To be exact, eight state lawmakers from The Big Apple have been indicted or sentenced for abusing their offices since 2003. That doesn’t even include the state comptroller, Alan Hevesi, also from Queens, who resigned after pleading guilty to felony charges.
Governor Eliot Spitzer and Westchester Country district attorney, Jeanine Pirro, were both caught on a wiretap, and though neither were tried for any crimes, Mr. Spitzer resigned. The wiretaps in the Seminerio case tellingly included conversations with a slew of New York politicians.
According to the 17-page complaint filed in Manhattan court last week, Seminerio allegedly pointed the finger at two more senators involved in corrupt methodologies, though these are still unnamed to the public or media.
Now, more scrutiny will no doubt unveil those identities, but the whole concept is enough to baffle the smartest of men.

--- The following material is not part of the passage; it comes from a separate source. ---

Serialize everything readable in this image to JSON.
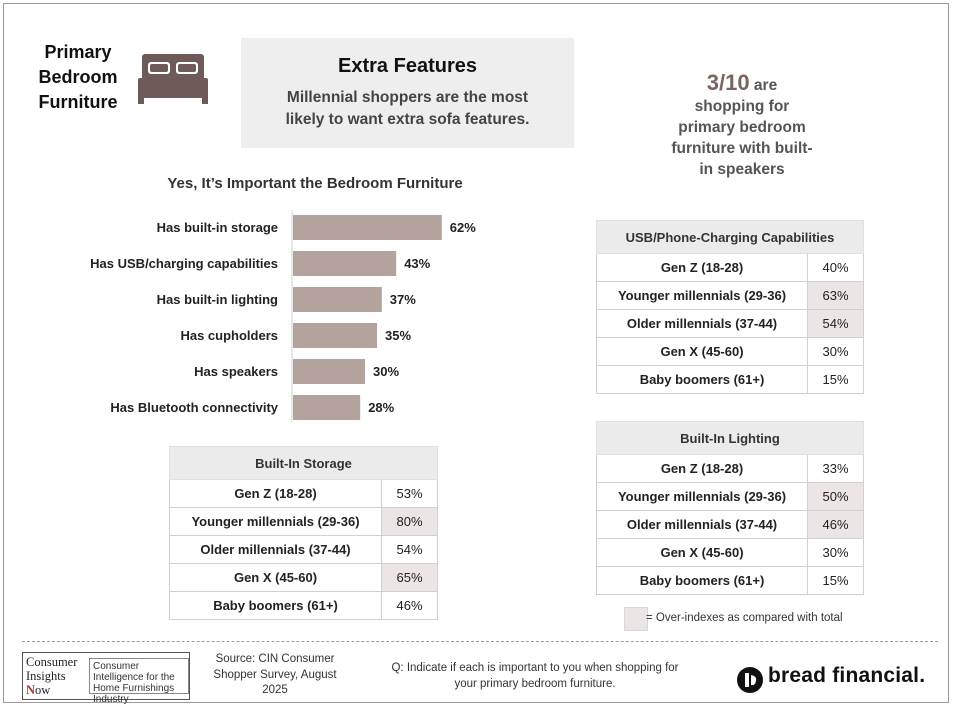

Or maybe it’s more of a disappointment rather than sheer shock or surprise, the sort of naiveté that allows us to suspend ourselves in fictional narratives and play along for entertainment purposes, knowing you’re buying into something.
But this is no entertainment. Politicians have been accused of corruption for as long as there has been a legislature, including bribery, extortion, cronyism, nepotism, patronage, graft, and embezzlement.
Consider a quote from Andrew Jackson, for instance, however utopian it may sound.
“As long as our government is administered for the good of the people, and is regulated by their will; as long as it secures to us the rights of persons and of property, liberty of conscience and of the press, it will be worth defending.”
Is it worth defending anymore? Of course it is, but everyday it seems the news from upstate gets a little worse.